Nous rejoindre sur les réseaux

News

Sophie Adenot, une Française en apesanteur

Article

le

L’astronaute de l’Agence spatiale européenne s’est exprimée pour la première fois depuis son arrivée à bord de la Station spatiale internationale, décrivant une adaptation immédiate et un emploi du temps chargé.

Apparaissant les cheveux en suspension, l’astronaute Sophie Adenot a livré ses premières impressions depuis l’orbite terrestre. Cette communication, organisée depuis le siège parisien de l’Agence spatiale européenne via une liaison vidéo, a permis d’échanger avec la première Française à séjourner dans l’espace depuis un quart de siècle.
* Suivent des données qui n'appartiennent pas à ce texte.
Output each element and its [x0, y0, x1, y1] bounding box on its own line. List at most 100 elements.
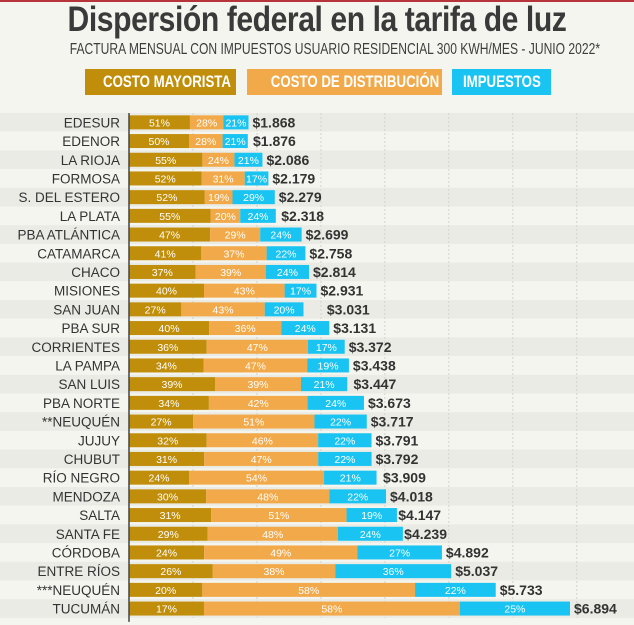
bar-segment-distribucion — [203, 358, 308, 373]
bar-segment-impuestos — [314, 414, 367, 429]
bar-segment-distribucion — [195, 264, 266, 279]
bar-segment-distribucion — [209, 321, 282, 336]
bar-segment-impuestos — [346, 508, 397, 523]
category-label: PBA NORTE — [43, 396, 120, 411]
bar-total-label: $3.909 — [383, 470, 426, 486]
bar-pct-label: 20% — [155, 585, 176, 597]
legend-label: COSTO DE DISTRIBUCIÓN — [270, 72, 440, 91]
bar-pct-label: 22% — [347, 491, 368, 503]
category-label: EDESUR — [64, 115, 121, 130]
bar-pct-label: 21% — [314, 379, 335, 391]
bar-pct-label: 39% — [220, 267, 241, 279]
bar-pct-label: 48% — [257, 491, 278, 503]
category-label: MISIONES — [54, 284, 120, 299]
bar-segment-distribucion — [181, 302, 265, 317]
legend-item-impuestos: IMPUESTOS — [452, 69, 551, 95]
bar-segment-mayorista — [129, 190, 205, 205]
bar-segment-distribucion — [189, 134, 223, 149]
bar-pct-label: 52% — [155, 173, 176, 185]
category-label: ENTRE RÍOS — [37, 564, 120, 579]
bar-segment-distribucion — [206, 433, 319, 448]
bar-segment-distribucion — [203, 601, 460, 616]
bar-segment-distribucion — [201, 171, 245, 186]
bar-pct-label: 19% — [318, 360, 339, 372]
bar-pct-label: 20% — [274, 304, 295, 316]
category-label: **NEUQUÉN — [42, 415, 120, 430]
bar-segment-mayorista — [129, 321, 210, 336]
bar-total-label: $6.894 — [574, 601, 617, 617]
bar-total-label: $4.018 — [390, 488, 433, 504]
category-label: CHUBUT — [64, 452, 120, 467]
bar-segment-impuestos — [335, 564, 452, 579]
bar-pct-label: 49% — [270, 547, 291, 559]
bar-pct-label: 52% — [156, 192, 177, 204]
bar-segment-mayorista — [129, 526, 208, 541]
bar-total-label: $5.733 — [500, 582, 543, 598]
bar-segment-mayorista — [129, 264, 196, 279]
bar-pct-label: 19% — [361, 510, 382, 522]
bar-total-label: $3.031 — [327, 301, 370, 317]
bar-pct-label: 47% — [251, 454, 272, 466]
bar-pct-label: 54% — [246, 473, 267, 485]
bar-segment-mayorista — [129, 414, 194, 429]
bar-pct-label: 31% — [213, 173, 234, 185]
bar-pct-label: 51% — [149, 117, 170, 129]
bar-pct-label: 40% — [159, 323, 180, 335]
bar-pct-label: 38% — [263, 566, 284, 578]
bar-pct-label: 24% — [325, 398, 346, 410]
bar-segment-mayorista — [129, 377, 215, 392]
category-label: ***NEUQUÉN — [37, 583, 120, 598]
bar-total-label: $3.673 — [368, 395, 411, 411]
bar-segment-impuestos — [244, 171, 269, 186]
bar-segment-impuestos — [357, 545, 442, 560]
bar-pct-label: 22% — [276, 248, 297, 260]
bar-segment-distribucion — [204, 451, 319, 466]
bar-pct-label: 37% — [152, 267, 173, 279]
bar-segment-impuestos — [324, 470, 377, 485]
bar-segment-impuestos — [318, 433, 372, 448]
category-label: SAN LUIS — [58, 377, 120, 392]
bar-pct-label: 43% — [213, 304, 234, 316]
bar-segment-impuestos — [260, 227, 302, 242]
bar-total-label: $3.438 — [353, 357, 396, 373]
bar-pct-label: 20% — [215, 211, 236, 223]
bar-segment-mayorista — [129, 134, 190, 149]
bar-total-label: $3.372 — [349, 339, 392, 355]
bar-segment-distribucion — [207, 526, 338, 541]
category-label: CÓRDOBA — [52, 545, 120, 560]
bar-pct-label: 48% — [262, 529, 283, 541]
bar-total-label: $4.147 — [398, 507, 441, 523]
bar-pct-label: 19% — [208, 192, 229, 204]
bar-segment-mayorista — [129, 227, 211, 242]
bar-segment-distribucion — [202, 582, 416, 597]
bar-total-label: $1.876 — [253, 133, 296, 149]
category-label: EDENOR — [62, 134, 120, 149]
category-label: LA PLATA — [60, 209, 120, 224]
bar-segment-impuestos — [232, 190, 275, 205]
bar-pct-label: 51% — [243, 417, 264, 429]
bar-segment-impuestos — [265, 264, 310, 279]
category-label: TUCUMÁN — [53, 602, 121, 617]
bar-segment-distribucion — [214, 377, 301, 392]
bar-pct-label: 39% — [161, 379, 182, 391]
category-label: RÍO NEGRO — [43, 471, 120, 486]
bar-segment-impuestos — [300, 377, 348, 392]
legend-item-distribucion: COSTO DE DISTRIBUCIÓN — [247, 69, 442, 95]
bar-segment-distribucion — [193, 414, 315, 429]
bar-pct-label: 47% — [247, 342, 268, 354]
bar-segment-mayorista — [129, 283, 204, 298]
bar-pct-label: 21% — [225, 117, 246, 129]
chart-title: Dispersión federal en la tarifa de luz — [67, 0, 567, 39]
bar-pct-label: 26% — [160, 566, 181, 578]
bar-pct-label: 24% — [208, 155, 229, 167]
bar-segment-impuestos — [307, 358, 349, 373]
bar-segment-impuestos — [308, 339, 345, 354]
bar-pct-label: 39% — [247, 379, 268, 391]
bar-pct-label: 47% — [245, 360, 266, 372]
bar-pct-label: 21% — [225, 136, 246, 148]
bar-pct-label: 17% — [156, 604, 177, 616]
bar-segment-mayorista — [129, 489, 207, 504]
bar-pct-label: 30% — [157, 491, 178, 503]
bar-pct-label: 21% — [238, 155, 259, 167]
L’entretien s’est déroulé alors que le laboratoire orbital survolait le Japon, parcourant près de dix mille kilomètres en vingt minutes à une vitesse vertigineuse.

L’ingénieure et ancienne pilote d’essai, âgée de 43 ans, a fait part d’un sentiment de bien-être physique et mental complet depuis son arrivée à bord du complexe orbital. Elle a indiqué n’avoir ressenti aucun trouble lié à l’adaptation à la micropesanteur, se décrivant comme parfaitement à l’aise dans ce nouvel environnement. L’observation de la Terre depuis la coupole d’observation lui a procuré une sensation d’euphorie et une forte impression d’unité avec l’humanité.

Son quotidien est rythmé par un emploi du temps exigeant, débutant à cinq heures trente et s’achevant près de quatorze heures plus tard. Il intègre impérativement plus de deux heures d’exercice physique quotidien pour préserver la masse musculaire, auxquelles s’ajoutent des activités scientifiques, de maintenance et de logistique. Elle a déjà engagé des travaux pour le centre spatial toulousain, portant sur l’optimisation des mouvements en apesanteur.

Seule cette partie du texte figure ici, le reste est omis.